Hint: The potential of a proton is given as $ 400V $ . The de-Broglie wavelength of a proton can be determined from the below formula, for this the kinetic energy increases will be needed which is equal to the work done by the electric field. The mass and charge of the proton were also needed in the calculation of wavelength.
 $ \lambda = \dfrac{h}{{mv}} $
 $ \lambda $ is de-Broglie wavelength
 $ h $ is Planck’s constant
 $ m $ is mass of proton
 $ v $ is velocity of proton
 $ v = \sqrt {\dfrac{{2qV}}{m}} $
 $ q $ is charge of proton
 $ V $ is the potential of protons.

Complete answer:
The de-Broglie wavelength has the formula of $ \lambda = \dfrac{h}{{mv}} $ in which the velocity will be determined from the kinetic energy equation.

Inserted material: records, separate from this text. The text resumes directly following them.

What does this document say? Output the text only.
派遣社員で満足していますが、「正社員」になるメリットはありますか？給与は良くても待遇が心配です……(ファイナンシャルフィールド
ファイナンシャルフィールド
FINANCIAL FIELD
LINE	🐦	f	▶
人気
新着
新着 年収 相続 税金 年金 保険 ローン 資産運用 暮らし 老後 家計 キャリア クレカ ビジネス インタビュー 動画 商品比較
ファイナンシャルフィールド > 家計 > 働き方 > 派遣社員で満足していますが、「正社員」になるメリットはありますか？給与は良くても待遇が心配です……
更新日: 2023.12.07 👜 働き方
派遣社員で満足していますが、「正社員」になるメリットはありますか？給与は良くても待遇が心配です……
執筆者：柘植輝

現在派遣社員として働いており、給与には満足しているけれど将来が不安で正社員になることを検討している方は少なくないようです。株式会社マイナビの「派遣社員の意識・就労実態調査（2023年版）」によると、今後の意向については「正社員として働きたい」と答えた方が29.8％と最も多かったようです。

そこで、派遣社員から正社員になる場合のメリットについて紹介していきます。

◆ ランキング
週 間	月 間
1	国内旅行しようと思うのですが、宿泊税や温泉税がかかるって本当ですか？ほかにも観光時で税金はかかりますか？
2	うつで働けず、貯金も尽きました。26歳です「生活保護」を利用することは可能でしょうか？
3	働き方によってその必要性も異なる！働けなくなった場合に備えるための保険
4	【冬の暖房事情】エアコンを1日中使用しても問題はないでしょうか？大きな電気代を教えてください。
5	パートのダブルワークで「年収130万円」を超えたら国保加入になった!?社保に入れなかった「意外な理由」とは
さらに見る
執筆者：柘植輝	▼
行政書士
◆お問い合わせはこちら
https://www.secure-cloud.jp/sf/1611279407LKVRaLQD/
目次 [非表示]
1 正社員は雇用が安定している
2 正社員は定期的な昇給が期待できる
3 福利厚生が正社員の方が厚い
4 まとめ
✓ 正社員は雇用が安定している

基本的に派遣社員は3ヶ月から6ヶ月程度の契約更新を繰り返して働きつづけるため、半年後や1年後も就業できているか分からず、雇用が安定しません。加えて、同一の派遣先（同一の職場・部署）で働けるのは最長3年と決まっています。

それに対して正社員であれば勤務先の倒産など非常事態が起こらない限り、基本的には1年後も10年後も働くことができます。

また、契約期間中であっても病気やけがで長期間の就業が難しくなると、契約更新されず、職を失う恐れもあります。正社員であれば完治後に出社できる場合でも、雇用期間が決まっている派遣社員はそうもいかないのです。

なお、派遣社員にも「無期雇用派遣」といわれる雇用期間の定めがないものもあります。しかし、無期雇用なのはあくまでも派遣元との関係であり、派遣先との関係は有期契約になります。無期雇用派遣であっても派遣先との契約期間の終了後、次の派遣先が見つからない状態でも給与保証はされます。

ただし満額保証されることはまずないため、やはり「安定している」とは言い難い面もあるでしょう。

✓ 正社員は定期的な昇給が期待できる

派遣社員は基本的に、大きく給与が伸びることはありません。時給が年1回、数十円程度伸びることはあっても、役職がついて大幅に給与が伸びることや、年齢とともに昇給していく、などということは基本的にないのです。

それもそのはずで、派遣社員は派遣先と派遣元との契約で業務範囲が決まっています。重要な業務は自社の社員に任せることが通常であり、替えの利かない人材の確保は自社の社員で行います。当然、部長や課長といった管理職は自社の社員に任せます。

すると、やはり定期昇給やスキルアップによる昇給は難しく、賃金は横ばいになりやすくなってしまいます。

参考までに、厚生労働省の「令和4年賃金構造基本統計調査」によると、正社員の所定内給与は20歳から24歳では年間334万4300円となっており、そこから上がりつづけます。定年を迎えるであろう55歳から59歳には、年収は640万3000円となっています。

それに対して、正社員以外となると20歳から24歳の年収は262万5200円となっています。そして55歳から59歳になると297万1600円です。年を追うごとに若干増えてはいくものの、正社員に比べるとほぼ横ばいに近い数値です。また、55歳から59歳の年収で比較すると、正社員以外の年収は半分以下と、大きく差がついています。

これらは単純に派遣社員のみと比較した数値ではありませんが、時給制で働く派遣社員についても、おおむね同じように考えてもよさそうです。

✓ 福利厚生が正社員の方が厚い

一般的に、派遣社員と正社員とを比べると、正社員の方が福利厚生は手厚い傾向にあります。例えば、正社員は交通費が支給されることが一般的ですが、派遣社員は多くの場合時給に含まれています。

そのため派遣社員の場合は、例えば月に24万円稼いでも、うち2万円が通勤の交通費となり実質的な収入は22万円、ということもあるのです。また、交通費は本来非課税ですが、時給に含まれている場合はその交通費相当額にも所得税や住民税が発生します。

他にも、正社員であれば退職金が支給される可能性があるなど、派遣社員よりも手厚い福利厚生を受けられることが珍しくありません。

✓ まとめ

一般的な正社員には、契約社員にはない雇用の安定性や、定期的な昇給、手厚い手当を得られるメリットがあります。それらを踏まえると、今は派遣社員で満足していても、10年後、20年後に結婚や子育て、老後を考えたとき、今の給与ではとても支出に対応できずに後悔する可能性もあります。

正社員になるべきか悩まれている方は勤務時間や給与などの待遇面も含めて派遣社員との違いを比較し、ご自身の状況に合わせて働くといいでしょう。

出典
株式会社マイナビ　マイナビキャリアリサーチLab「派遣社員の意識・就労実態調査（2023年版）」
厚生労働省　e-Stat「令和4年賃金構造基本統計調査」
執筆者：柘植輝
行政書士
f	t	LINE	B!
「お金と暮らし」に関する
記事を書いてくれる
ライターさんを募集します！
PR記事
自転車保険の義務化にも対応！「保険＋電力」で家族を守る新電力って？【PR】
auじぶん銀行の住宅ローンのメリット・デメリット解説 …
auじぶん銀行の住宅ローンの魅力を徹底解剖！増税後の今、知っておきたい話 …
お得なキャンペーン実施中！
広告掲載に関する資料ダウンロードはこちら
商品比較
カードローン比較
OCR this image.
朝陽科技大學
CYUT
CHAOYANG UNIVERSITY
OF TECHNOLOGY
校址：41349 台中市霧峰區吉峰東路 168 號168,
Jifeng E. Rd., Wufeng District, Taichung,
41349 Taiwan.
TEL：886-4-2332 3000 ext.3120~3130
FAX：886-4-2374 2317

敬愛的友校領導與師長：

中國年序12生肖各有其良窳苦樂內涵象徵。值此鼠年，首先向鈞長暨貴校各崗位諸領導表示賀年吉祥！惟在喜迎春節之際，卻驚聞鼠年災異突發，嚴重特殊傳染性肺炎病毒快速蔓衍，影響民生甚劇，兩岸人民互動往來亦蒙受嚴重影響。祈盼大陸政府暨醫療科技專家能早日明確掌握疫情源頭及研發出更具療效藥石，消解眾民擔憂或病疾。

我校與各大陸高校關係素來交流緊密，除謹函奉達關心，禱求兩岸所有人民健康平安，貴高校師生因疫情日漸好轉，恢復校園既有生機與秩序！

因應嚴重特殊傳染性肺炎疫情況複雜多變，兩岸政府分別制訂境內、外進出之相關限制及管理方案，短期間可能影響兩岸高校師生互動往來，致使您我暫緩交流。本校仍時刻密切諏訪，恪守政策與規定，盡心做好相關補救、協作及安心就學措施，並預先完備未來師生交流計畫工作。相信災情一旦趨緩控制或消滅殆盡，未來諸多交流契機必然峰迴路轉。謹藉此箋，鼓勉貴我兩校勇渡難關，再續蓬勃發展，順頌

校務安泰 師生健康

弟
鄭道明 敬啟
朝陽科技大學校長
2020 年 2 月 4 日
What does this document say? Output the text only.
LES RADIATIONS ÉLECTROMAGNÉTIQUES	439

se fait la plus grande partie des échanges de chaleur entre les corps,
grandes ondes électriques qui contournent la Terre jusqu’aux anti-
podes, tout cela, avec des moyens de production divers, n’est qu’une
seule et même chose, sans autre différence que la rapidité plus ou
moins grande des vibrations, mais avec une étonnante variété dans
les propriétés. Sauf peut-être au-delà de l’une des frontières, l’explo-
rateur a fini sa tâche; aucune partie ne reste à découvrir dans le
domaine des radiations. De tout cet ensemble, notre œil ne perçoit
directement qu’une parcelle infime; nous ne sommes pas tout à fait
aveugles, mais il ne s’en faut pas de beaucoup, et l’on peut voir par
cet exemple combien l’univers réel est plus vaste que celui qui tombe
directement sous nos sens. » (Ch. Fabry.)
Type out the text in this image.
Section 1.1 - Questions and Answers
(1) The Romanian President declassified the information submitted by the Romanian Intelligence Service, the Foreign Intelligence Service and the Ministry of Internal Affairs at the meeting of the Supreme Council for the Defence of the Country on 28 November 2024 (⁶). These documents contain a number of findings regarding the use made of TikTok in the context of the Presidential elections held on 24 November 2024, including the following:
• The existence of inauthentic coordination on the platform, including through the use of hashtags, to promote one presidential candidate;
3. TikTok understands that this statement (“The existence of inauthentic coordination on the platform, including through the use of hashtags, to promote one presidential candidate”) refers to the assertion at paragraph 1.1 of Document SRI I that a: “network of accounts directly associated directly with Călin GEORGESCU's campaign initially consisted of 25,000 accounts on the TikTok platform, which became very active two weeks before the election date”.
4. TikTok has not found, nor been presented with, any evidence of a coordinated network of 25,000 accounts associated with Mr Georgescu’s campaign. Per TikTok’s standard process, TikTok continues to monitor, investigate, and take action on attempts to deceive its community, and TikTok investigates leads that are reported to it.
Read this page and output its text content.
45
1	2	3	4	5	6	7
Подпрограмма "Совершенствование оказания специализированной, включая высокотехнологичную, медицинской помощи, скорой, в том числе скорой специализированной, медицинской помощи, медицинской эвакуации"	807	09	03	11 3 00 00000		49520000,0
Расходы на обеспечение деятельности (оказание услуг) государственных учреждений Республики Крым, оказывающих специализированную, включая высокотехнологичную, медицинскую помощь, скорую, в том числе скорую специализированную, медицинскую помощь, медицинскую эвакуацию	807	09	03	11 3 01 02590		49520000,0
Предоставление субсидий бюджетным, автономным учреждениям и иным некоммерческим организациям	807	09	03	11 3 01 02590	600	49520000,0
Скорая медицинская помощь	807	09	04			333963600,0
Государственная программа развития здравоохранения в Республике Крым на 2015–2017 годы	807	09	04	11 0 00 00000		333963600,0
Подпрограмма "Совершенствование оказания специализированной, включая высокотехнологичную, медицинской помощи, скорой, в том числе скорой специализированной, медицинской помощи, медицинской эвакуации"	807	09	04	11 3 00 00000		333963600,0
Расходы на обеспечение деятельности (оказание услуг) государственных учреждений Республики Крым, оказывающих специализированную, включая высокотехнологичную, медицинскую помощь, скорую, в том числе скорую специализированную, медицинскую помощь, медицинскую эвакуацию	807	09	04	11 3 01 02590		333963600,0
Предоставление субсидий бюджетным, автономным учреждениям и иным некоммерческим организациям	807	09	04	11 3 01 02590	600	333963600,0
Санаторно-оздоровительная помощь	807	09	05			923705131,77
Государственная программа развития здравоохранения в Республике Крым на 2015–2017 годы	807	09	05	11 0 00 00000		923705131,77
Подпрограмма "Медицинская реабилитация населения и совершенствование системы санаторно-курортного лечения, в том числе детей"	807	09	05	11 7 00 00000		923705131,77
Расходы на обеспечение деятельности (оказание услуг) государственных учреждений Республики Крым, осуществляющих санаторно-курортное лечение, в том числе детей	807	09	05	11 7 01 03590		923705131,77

The work done to increase the potential will be equal to the kinetic energy of a proton.
The kinetic energy is given as $ \dfrac{1}{2}m{v^2} $ and the increase in potential will be $ qV $ , by equating these both equations, $ qV = \dfrac{1}{2}m{v^2} $
The velocity can be written as $ v = \sqrt {\dfrac{{2qV}}{m}} $
The potential of an electron is given as $ 400V $
Substitute the charge of proton as $ 1.6 \times {10^{ - 19}} $ and potential as $ 400V $ , the mass of protons is $ 1.6 \times {10^{ - 27}} $
Thus, velocity is $ v = \sqrt {\dfrac{{2 \times 1.6 \times {{10}^{ - 19}} \times 400}}{{1.6 \times {{10}^{ - 27}}}}} = 2.77 \times {10^5}m{\left( {\sec } \right)^{ - 1}} $
Now, substitute this velocity in the de-Broglie wavelength
Substitute the value of Planck’s constant as $ 6.6 \times {10^{ - 34}} $
 $ \lambda = \dfrac{{6.6 \times {{10}^{ - 34}}}}{{\left( {1.6 \times {{10}^{ - 27}}} \right)\left( {2.77 \times {{10}^5}} \right)}} = 1.43 \times {10^{ - 12}}m $
Thus, the de-Broglie wavelength of a proton accelerated by $ 400V $ is $ 1.43 \times {10^{ - 12}}m $

Note:
The work done to increase the electric field is the product of the charge and potential of a proton. It should be equated with the kinetic energy of a proton. From these equations only the velocity can be determined. The velocity must be in metres per second to obtain the wavelength in metres.